Repository files navigation

Karaoke Vocal Trainer

A local, browser-based vocal training tool with two modes: Karaoke (play backing tracks and score your pitch in real time) and Warmup (voice exercises without needing audio/MIDI files). Built entirely in vanilla JavaScript with the Web Audio API and Canvas 2D — no framework, no server, no dependencies.

Demo

image

The main screen shows a scrolling note-roll canvas (notes in blue/green/yellow moving right toward a vertical hit line), a glowing purple pitch ball tracking your live voice, an overview strip at the bottom, and the score/accuracy counters in the top bar.

Features

Karaoke Mode

  • Drag-and-drop or file-picker loading of WAV/MP3 audio (multiple files mixed automatically) and a MIDI file with the vocal melody
  • Real-time YIN pitch detection via AudioWorkletProcessor (~40 ms latency), with ScriptProcessorNode fallback for older browsers
  • Scrolling note-roll canvas with colour-coded verdicts: green = hit, yellow = near, dark = miss
  • Pitch ball that tracks your live voice with smooth interpolation
  • Scoring: hit (≤1 semitone off) = 100 pts, near (≤2 semitones off) = 50 pts, miss = 0 pts; final accuracy shown as a percentage and star rating (1–3 stars)
  • Lyrics support: paste raw text, auto-distributed across notes; shown on note tiles and in a resizable side panel
  • Per-note lyric editor to fine-tune text assignments
  • Transpose slider (−6 to +6 semitones) and practice speed mode (75%)
  • Metronome with configurable BPM using Web Audio API scheduled oscillators
  • Session recording: saves mixed audio (phonogram + mic) and mic-only track as .webm
  • Save/load entire session as a .vkt project file (includes MIDI, audio, lyrics, and note bindings)
  • Overview strip with click-to-seek navigation; keyboard seek with arrow keys
  • Shareable results PNG screenshot (640×360)
  • Input/output device selection (Chrome 110+)

Warmup Mode

  • Single Note Hold — select any note (C3–B4), hold it for the target duration, and see your accuracy and stability score. No audio/MIDI files required.
  • Piano Note Match — an on-screen 3-octave piano plays a random target; you sing to match it for instant hit/near/miss feedback.
  • Scale / Pattern Practice — 8 built-in patterns (major scale, minor scale, arpeggio, chromatic, etc.) scroll across a canvas at a configurable BPM and root note. A full accuracy breakdown is shown at the end.
  • Mic volume meter visible in all warmup sub-modes
  • All three sub-modes share the existing pitch detector — no duplicate audio logic

Requirements

  • Browser: Chrome 110+ (recommended for full feature set), Firefox 115+
  • Microphone: connected and accessible to the browser
  • Karaoke mode: requires a .mid file (vocal melody) and one or more WAV/MP3 audio files
  • Warmup mode: requires only a microphone — no audio or MIDI files needed

Quick Start

How to Run

Open index.html directly in Chrome 110+ (double-click).

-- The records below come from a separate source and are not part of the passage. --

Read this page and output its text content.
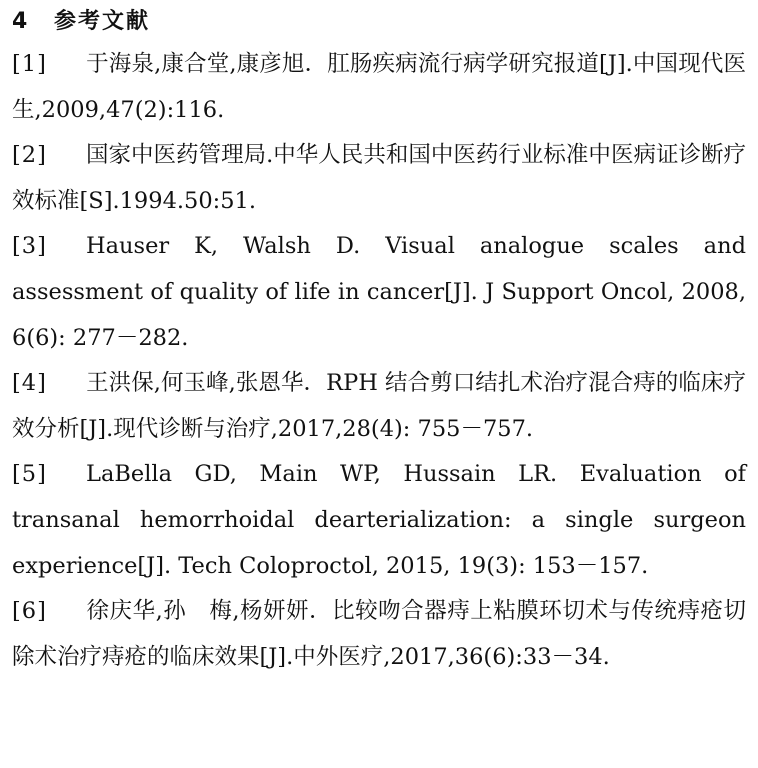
4	参考文献
[1] 于海泉,康合堂,康彦旭．肛肠疾病流行病学研究报道[J].中国现代医生,2009,47(2):116.
[2] 国家中医药管理局.中华人民共和国中医药行业标准中医病证诊断疗效标准[S].1994.50:51.
[3] Hauser K, Walsh D. Visual analogue scales and assessment of quality of life in cancer[J]. J Support Oncol, 2008, 6(6): 277－282.
[4] 王洪保,何玉峰,张恩华．RPH 结合剪口结扎术治疗混合痔的临床疗效分析[J].现代诊断与治疗,2017,28(4): 755－757.
[5] LaBella GD, Main WP, Hussain LR. Evaluation of transanal hemorrhoidal dearterialization: a single surgeon experience[J]. Tech Coloproctol, 2015, 19(3): 153－157.
[6] 徐庆华,孙　梅,杨妍妍．比较吻合器痔上粘膜环切术与传统痔疮切除术治疗痔疮的临床效果[J].中外医疗,2017,36(6):33－34.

Note: For best pitch detection accuracy, serve via HTTP instead: python -m http.server 8080http://localhost:8080 Direct file:// launch uses a fallback audio engine and works fine for casual use.

On launch the app opens the Mode Select screen. Choose Warmup to practise without any files, or Karaoke to load audio + MIDI and score your singing.

How It Works

Pitch Detection (shared)

Microphone audio is routed to pitch-processor.js, an AudioWorkletProcessor that accumulates samples in a 2048-sample ring buffer and runs the YIN algorithm every ~40 ms. YIN computes the cumulative mean normalised difference function, finds the first minimum below threshold 0.10, and applies parabolic interpolation for sub-sample accuracy. The detected frequency is converted to a MIDI note number. The same detector powers both Karaoke and Warmup modes.

Karaoke Mode

The MIDI file is parsed as raw binary: the app reads all tracks, builds a tempo map from 0xFF 0x51 meta-events, converts delta-ticks to seconds using piecewise tempo interpolation, and merges consecutive same-pitch notes separated by ≤ 0.15 s. Audio files are decoded with AudioContext.decodeAudioData() and played simultaneously through a shared GainNode.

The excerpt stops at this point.